SALICE – “L’ordinanza del Consiglio di Stato a favore delle piccole centrali fotovoltaiche a ridosso del centro abitato deve essere riformata perché emessa in difetto di notifica valida”. E’ questa l’opinione dell’assessore Francesco Fina (Pd) a proposito del recente provvedimento che il massimo organo di giustizia amministrativa ha adottato a seguito di un ricorso promosso da privati contro una precedente sentenza del Tar. Il Consiglio di Stato, in pratica, ha stabilito che il Comune, sulla base degli obiettivi comunitari in materia di fonti energetiche rinnovabili, nel suo territorio non può porre vincoli di distanze minime per la costruzione di impianti da 1 megawatt. Questa vicenda, peraltro, ha determinato l’immediata reazione dell’opposizione rappresentata dal consigliere Giampiero Manno (Pdl) e dal segretario del Psi Marco Ligori i quali, preso atto della mancata costituzione del legale del Comune all’udienza che ha determinato l’ordinanza, intervengono per chiedere chiarimenti.
“Le campagne dell’agro di Salice – dice Ligori – rischiano di diventare l’Eldorado del fotovoltaico selvaggio grazie al provvedimento del Consiglio di Stato in un giudizio nel quale il Comune risulta essere contumace, cioè non assistito da un proprio difensore.
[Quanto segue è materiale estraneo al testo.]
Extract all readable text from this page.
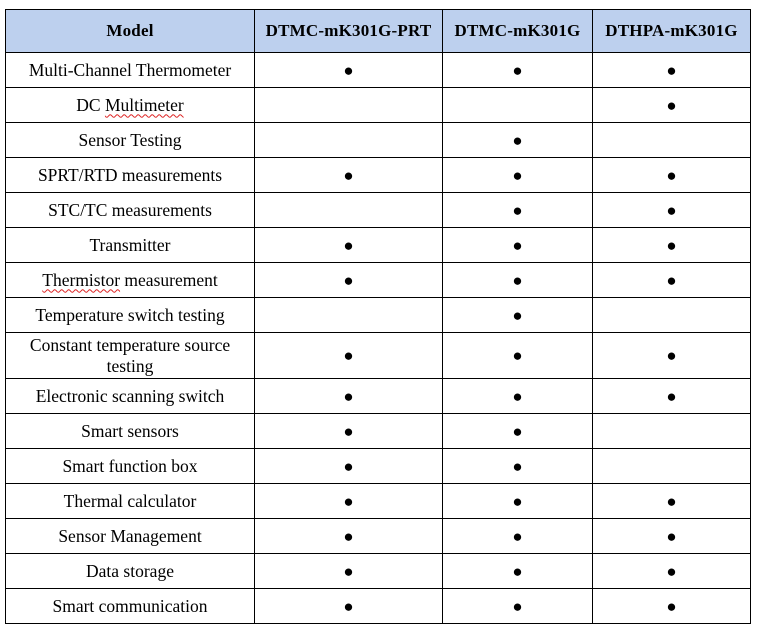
Model	DTMC-mK301G-PRT	DTMC-mK301G	DTHPA-mK301G
Multi-Channel Thermometer	●	●	●
DC Multimeter			●
Sensor Testing		●	
SPRT/RTD measurements	●	●	●
STC/TC measurements		●	●
Transmitter	●	●	●
Thermistor measurement	●	●	●
Temperature switch testing		●	
Constant temperature source testing	●	●	●
Electronic scanning switch	●	●	●
Smart sensors	●	●	
Smart function box	●	●	
Thermal calculator	●	●	●
Sensor Management	●	●	●
Data storage	●	●	●
Smart communication	●	●	●
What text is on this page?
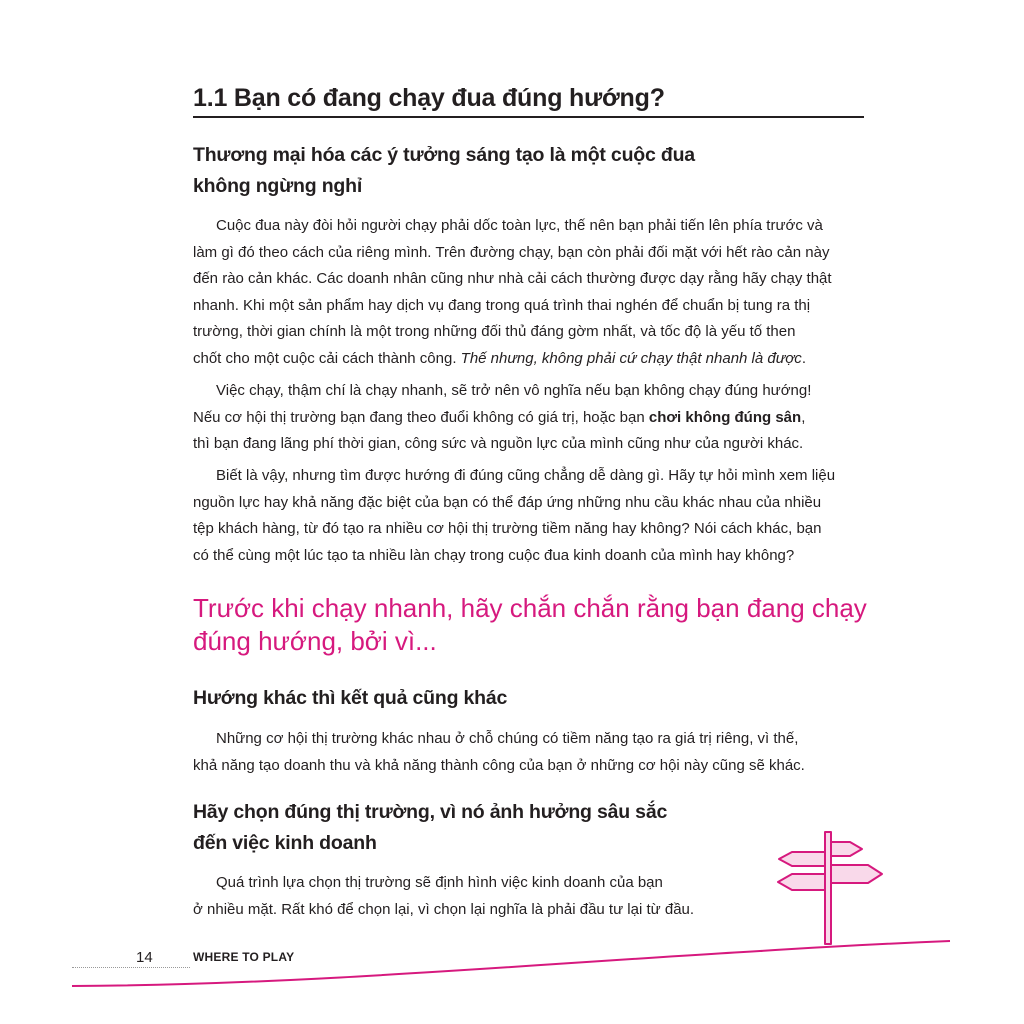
1.1 Bạn có đang chạy đua đúng hướng?
Thương mại hóa các ý tưởng sáng tạo là một cuộc đua
không ngừng nghỉ
Cuộc đua này đòi hỏi người chạy phải dốc toàn lực, thế nên bạn phải tiến lên phía trước và
làm gì đó theo cách của riêng mình. Trên đường chạy, bạn còn phải đối mặt với hết rào cản này
đến rào cản khác. Các doanh nhân cũng như nhà cải cách thường được dạy rằng hãy chạy thật
nhanh. Khi một sản phẩm hay dịch vụ đang trong quá trình thai nghén để chuẩn bị tung ra thị
trường, thời gian chính là một trong những đối thủ đáng gờm nhất, và tốc độ là yếu tố then
chốt cho một cuộc cải cách thành công. Thế nhưng, không phải cứ chạy thật nhanh là được.
Việc chạy, thậm chí là chạy nhanh, sẽ trở nên vô nghĩa nếu bạn không chạy đúng hướng!
Nếu cơ hội thị trường bạn đang theo đuổi không có giá trị, hoặc bạn chơi không đúng sân,
thì bạn đang lãng phí thời gian, công sức và nguồn lực của mình cũng như của người khác.
Biết là vậy, nhưng tìm được hướng đi đúng cũng chẳng dễ dàng gì. Hãy tự hỏi mình xem liệu
nguồn lực hay khả năng đặc biệt của bạn có thể đáp ứng những nhu cầu khác nhau của nhiều
tệp khách hàng, từ đó tạo ra nhiều cơ hội thị trường tiềm năng hay không? Nói cách khác, bạn
có thể cùng một lúc tạo ta nhiều làn chạy trong cuộc đua kinh doanh của mình hay không?
Trước khi chạy nhanh, hãy chắn chắn rằng bạn đang chạy
đúng hướng, bởi vì...
Hướng khác thì kết quả cũng khác
Những cơ hội thị trường khác nhau ở chỗ chúng có tiềm năng tạo ra giá trị riêng, vì thế,
khả năng tạo doanh thu và khả năng thành công của bạn ở những cơ hội này cũng sẽ khác.
Hãy chọn đúng thị trường, vì nó ảnh hưởng sâu sắc
đến việc kinh doanh
Quá trình lựa chọn thị trường sẽ định hình việc kinh doanh của bạn
ở nhiều mặt. Rất khó để chọn lại, vì chọn lại nghĩa là phải đầu tư lại từ đầu.
14	WHERE TO PLAY
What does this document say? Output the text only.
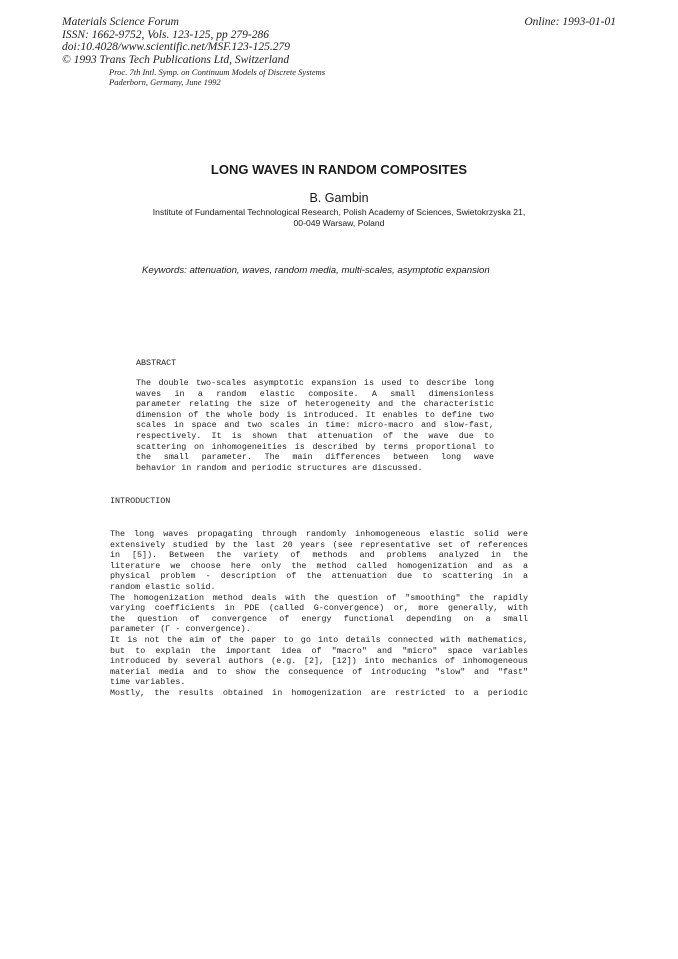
Materials Science Forum
ISSN: 1662-9752, Vols. 123-125, pp 279-286
doi:10.4028/www.scientific.net/MSF.123-125.279
© 1993 Trans Tech Publications Ltd, Switzerland
Online: 1993-01-01
Proc. 7th Intl. Symp. on Continuum Models of Discrete Systems
Paderborn, Germany, June 1992
LONG WAVES IN RANDOM COMPOSITES
B. Gambin
Institute of Fundamental Technological Research, Polish Academy of Sciences, Swietokrzyska 21,
00-049 Warsaw, Poland
Keywords: attenuation, waves, random media, multi-scales, asymptotic expansion
ABSTRACT
The double two-scales asymptotic expansion is used to describe long
waves in a random elastic composite. A small dimensionless
parameter relating the size of heterogeneity and the characteristic
dimension of the whole body is introduced. It enables to define two
scales in space and two scales in time: micro-macro and slow-fast,
respectively. It is shown that attenuation of the wave due to
scattering on inhomogeneities is described by terms proportional to
the small parameter. The main differences between long wave
behavior in random and periodic structures are discussed.
INTRODUCTION
The long waves propagating through randomly inhomogeneous elastic solid were
extensively studied by the last 20 years (see representative set of references
in [5]). Between the variety of methods and problems analyzed in the
literature we choose here only the method called homogenization and as a
physical problem - description of the attenuation due to scattering in a
random elastic solid.
The homogenization method deals with the question of "smoothing" the rapidly
varying coefficients in PDE (called G-convergence) or, more generally, with
the question of convergence of energy functional depending on a small
parameter (Γ - convergence).
It is not the aim of the paper to go into details connected with mathematics,
but to explain the important idea of "macro" and "micro" space variables
introduced by several authors (e.g. [2], [12]) into mechanics of inhomogeneous
material media and to show the consequence of introducing "slow" and "fast"
time variables.
Mostly, the results obtained in homogenization are restricted to a periodic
Tale comportamento dell’Amministrazione risulta sospetto”.
Manno, da parte sua, ha già presentato al sindaco Donato De Mitri un’articolata interrogazione per conoscere “le motivazioni per cui, l’avvocato Valeria Pellegrino (legale del Comune, ndr) non si è costituita e non ha partecipato all’udienza” del Consiglio di Stato.
Il compito di rispondere all’opposizione è toccato, dunque, all’assessore Fina: “Il ricorso in appello – spiega – è stato notificato al Comune e non, come invece avrebbe dovuto, presso il domicilio del nostro legale. Tale difetto comporta l’inammissibilità del ricorso. Abbiamo valutato d’intervenire nel giudizio d’appello, pertanto, solo dopo lo scadere dei termini al fine di evitare che la nullità della notifica potesse essere sanata dai ricorrenti. Ora che i termini sono scaduti stiamo chiedendo la riforma dell’ordinanza di sospensione. Si è trattato – conclude - di una strategia processuale che, ove accolta, metterà il Comune al riparo da ogni pronuncia sfavorevole; nel caso contrario, invece, la nostra costituzione in giudizio ci permetterà comunque di opporci (in sede di esame di merito del ricorso in appello, ndr) alla riforma della sentenza di primo grado”.